How to Cut Back the Cravings and Control Diet?
Using food to suppress your depression or spending your time is increasing your dependency on the foods. You may think of nothing else when you eat them but they will not suppress the cravings, or improve your mental conditions.
Before you start feeling the guilt, start taking care of your dietary habits with the help of these few things:
If you think your body is asking you to stuff some food, you first need to put on a defensive shield. Ask yourself, am I really hungry? Think of the last time you had your meal and the idle hours. Drink water first if you feel hungry, before you start searching in the fridge.
Often people who are sleep deprived are at a greater risk to fall for the cravings. Get at least 7 hours of sleep at night so that you can not only avoid the cravings, but also reduce the urge to eat late at night.

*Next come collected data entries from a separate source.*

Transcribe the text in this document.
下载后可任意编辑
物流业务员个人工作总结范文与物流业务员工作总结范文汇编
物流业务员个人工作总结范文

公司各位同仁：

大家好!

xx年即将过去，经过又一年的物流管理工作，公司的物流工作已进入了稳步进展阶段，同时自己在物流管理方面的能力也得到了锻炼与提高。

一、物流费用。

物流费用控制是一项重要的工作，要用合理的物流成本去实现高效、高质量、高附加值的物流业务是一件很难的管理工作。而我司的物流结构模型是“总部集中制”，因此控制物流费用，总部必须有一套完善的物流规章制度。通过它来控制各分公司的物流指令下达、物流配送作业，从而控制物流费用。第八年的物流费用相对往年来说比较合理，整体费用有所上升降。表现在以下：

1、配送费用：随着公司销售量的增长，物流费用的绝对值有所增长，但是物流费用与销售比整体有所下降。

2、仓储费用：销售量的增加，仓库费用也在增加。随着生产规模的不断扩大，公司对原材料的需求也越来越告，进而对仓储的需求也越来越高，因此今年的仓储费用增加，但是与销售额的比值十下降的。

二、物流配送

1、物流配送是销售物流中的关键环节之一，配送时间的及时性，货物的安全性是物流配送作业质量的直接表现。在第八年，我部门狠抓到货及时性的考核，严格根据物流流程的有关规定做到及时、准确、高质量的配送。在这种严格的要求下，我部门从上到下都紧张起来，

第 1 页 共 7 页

Keep Away From Temptations:
A thing out of sight is out of mind is true when it comes to craving for foods. If you keep the temptations away, you may not have the urge to eat it at all. You can easily access a candy bar in the fridge or a pack of chips in the cupboard, so be wary.
Take Up Fiber and Proteins:
To keep your stomach feeling full, foods those are rich with fiber and proteins as the best source. Bulk up your meals with fiber and feel fuller for longer.
Often people who ignore the hunger cues lose the track of their eating habits and satiety before and after the meals. This results in deprivation of essential nutrients from the body that leads to untimely food hankerings.
Make Your Diet Work for You
Anyone can get the junk or unhealthy food cravings. Follow the tips mentioned about to support your system and let the cravings pass. Plus, you can allow yourself to indulge in moderation but make a healthy eating routine that sticks.